The 15 percent less rule, a lifesaver for speeches & media interviews

It's said that former U.S. President Bill Clinton--famous for talking well past his assigned time slot, earlier in his career--has been able to rein himself in with what I call the "15 percent rule." The rule: You plan to fill 85 percent of the time allotted.

That leaves 15 percent of your time as a cushion to ensure you don't exceed the limit. But the benefits go further, and Clinton uses it as time in which he can make an aside, or do some back-and-forth with the audience extemporaneously, based on where he feels the audience is emotionally, on the spot.

This rule also works when you a media interview before you. You'll often hear radio interviewers signal, "We just have 20 seconds left..." to prompt the interviewee to be brief. Why not make better use of your time by stopping short of what you see as complete?

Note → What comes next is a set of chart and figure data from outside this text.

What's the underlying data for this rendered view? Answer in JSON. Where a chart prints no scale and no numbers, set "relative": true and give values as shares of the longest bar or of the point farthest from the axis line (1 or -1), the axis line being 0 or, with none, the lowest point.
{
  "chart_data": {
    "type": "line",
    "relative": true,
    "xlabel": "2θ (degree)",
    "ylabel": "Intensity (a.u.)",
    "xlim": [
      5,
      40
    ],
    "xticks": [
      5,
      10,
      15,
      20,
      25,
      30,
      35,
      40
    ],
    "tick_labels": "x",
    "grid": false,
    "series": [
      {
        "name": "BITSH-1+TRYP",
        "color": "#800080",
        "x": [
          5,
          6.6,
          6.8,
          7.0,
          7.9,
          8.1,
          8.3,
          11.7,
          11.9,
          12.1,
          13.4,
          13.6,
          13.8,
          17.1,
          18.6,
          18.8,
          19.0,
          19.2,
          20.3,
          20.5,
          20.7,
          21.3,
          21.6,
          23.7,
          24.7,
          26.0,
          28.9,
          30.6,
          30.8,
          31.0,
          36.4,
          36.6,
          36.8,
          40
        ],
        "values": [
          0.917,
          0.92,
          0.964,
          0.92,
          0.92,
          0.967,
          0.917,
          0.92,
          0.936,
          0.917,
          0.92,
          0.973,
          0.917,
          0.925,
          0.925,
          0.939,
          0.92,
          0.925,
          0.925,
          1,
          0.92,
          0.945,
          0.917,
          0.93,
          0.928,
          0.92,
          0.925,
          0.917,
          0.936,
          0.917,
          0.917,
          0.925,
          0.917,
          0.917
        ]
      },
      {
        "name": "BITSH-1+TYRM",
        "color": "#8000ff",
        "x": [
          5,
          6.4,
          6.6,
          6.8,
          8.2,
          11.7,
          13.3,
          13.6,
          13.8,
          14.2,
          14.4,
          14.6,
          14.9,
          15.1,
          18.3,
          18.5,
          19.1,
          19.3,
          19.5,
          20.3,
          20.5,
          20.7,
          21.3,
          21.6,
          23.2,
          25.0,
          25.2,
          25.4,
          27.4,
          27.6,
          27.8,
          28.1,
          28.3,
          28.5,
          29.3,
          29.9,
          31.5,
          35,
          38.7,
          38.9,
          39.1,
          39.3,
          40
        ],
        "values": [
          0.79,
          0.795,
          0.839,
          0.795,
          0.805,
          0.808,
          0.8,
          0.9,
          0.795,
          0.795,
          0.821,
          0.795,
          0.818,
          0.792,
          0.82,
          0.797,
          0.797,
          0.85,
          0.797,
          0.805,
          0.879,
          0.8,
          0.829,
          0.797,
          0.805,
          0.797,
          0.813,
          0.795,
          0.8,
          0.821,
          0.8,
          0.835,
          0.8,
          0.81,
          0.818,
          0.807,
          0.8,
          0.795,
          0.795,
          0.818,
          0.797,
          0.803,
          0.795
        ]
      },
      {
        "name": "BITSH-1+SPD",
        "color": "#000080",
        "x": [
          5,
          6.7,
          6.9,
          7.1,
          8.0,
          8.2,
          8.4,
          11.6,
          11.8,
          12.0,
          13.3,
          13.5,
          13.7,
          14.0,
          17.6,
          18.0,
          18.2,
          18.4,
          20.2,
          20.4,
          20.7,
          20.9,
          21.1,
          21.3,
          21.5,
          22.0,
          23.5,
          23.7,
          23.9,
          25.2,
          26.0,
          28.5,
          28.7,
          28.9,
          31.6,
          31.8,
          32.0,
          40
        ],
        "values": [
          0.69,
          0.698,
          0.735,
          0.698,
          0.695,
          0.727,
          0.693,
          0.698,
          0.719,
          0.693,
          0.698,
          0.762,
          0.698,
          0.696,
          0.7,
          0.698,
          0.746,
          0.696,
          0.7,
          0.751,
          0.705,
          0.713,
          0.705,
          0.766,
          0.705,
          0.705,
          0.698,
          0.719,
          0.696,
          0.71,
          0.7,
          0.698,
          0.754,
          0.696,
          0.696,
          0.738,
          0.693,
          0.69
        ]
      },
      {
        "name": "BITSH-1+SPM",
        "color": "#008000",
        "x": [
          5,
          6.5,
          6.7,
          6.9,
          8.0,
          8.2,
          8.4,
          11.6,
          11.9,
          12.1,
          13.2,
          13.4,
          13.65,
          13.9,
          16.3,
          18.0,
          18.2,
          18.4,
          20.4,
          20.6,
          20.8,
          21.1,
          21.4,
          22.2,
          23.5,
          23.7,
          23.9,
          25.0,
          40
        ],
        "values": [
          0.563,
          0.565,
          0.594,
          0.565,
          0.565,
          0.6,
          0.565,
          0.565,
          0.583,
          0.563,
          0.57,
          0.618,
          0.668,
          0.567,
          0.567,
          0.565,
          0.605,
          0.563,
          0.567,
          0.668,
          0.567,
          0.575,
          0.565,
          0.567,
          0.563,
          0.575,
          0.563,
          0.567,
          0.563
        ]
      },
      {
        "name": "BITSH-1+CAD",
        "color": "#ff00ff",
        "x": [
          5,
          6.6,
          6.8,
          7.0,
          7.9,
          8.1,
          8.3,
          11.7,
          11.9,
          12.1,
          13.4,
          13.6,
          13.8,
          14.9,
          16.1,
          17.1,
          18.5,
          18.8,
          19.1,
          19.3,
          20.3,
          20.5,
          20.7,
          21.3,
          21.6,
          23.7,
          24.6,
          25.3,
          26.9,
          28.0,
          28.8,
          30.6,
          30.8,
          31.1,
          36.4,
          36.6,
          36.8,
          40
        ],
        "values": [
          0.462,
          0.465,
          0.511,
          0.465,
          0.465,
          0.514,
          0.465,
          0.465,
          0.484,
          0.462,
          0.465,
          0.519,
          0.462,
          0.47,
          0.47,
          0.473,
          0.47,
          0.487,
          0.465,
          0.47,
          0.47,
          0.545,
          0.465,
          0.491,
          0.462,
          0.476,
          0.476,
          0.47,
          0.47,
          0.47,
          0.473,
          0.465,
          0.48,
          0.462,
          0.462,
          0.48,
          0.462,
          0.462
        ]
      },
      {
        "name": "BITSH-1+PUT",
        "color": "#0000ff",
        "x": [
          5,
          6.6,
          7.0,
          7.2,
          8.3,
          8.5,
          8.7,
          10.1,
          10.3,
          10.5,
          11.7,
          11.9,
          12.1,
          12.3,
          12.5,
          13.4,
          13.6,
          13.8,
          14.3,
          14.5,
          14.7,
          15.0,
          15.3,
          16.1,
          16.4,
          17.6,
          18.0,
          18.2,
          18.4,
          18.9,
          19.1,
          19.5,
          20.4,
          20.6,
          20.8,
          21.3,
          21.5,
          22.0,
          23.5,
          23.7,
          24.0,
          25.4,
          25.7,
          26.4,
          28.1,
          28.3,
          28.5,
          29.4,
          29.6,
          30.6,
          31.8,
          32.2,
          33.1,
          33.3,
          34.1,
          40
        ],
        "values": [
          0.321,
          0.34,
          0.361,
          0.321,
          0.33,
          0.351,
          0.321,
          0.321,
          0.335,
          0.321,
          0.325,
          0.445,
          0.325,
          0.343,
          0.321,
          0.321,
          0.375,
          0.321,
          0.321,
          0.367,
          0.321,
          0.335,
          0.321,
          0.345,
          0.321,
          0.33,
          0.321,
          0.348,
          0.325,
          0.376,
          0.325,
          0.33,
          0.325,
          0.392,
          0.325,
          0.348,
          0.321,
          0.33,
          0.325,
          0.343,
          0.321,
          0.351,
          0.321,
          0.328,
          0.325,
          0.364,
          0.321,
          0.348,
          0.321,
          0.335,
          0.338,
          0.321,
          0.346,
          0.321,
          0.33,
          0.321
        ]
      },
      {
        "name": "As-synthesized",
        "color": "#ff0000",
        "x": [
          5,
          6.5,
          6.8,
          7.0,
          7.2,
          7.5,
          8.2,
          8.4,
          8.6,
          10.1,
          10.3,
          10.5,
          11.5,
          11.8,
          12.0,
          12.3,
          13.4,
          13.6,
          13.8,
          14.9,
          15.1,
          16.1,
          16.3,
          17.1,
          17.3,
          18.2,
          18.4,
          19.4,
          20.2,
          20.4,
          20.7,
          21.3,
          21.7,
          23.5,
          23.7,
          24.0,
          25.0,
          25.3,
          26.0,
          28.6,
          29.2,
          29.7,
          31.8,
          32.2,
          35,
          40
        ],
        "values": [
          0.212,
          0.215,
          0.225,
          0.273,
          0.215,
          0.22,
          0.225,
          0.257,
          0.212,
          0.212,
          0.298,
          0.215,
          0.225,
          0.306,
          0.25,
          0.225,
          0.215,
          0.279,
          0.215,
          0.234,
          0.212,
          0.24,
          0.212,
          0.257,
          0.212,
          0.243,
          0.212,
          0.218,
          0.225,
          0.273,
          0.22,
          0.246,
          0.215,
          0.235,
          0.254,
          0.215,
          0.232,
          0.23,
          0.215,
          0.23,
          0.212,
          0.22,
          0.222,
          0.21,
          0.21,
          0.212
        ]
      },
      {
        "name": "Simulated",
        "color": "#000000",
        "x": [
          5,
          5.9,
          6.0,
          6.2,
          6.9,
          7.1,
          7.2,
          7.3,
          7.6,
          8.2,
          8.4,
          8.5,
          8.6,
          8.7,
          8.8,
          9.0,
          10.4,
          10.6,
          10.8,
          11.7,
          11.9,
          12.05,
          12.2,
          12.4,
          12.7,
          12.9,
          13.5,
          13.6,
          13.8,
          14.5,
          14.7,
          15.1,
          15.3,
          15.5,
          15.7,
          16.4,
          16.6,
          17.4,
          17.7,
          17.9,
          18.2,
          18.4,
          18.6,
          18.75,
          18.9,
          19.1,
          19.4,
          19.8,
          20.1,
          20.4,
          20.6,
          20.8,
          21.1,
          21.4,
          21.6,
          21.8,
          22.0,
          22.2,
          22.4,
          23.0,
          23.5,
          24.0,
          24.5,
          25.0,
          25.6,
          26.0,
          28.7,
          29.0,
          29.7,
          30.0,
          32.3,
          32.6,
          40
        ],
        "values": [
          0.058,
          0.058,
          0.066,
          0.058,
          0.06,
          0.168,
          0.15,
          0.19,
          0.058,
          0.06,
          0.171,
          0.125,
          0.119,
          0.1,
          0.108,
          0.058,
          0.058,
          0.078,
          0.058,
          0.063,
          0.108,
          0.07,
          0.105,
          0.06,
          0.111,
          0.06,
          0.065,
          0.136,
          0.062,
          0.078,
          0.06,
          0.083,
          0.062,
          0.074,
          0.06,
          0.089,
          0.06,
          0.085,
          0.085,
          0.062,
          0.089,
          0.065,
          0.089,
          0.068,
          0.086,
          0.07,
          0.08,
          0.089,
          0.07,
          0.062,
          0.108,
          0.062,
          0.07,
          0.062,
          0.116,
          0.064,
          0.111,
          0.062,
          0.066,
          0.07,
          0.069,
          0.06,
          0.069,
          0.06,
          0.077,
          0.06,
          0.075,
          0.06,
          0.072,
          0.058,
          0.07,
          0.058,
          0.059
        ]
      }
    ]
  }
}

When I coach a group of speakers, or train a group of experts in media interview skills, I sometimes ask them to complete a questionnaire in advance. "I talk too long" is among the most common self-assessments they make, and to my ear, that reads as "I'm unwilling to take the time to plan and make choices about the content I'm going to present, based on the needs of the audience or the interviewer." I always recommend the 15 percent rule as one of the tools you can use to achieve better media interviews and speeches. The old vaudeville rule "Leave them wanting more" really says it best!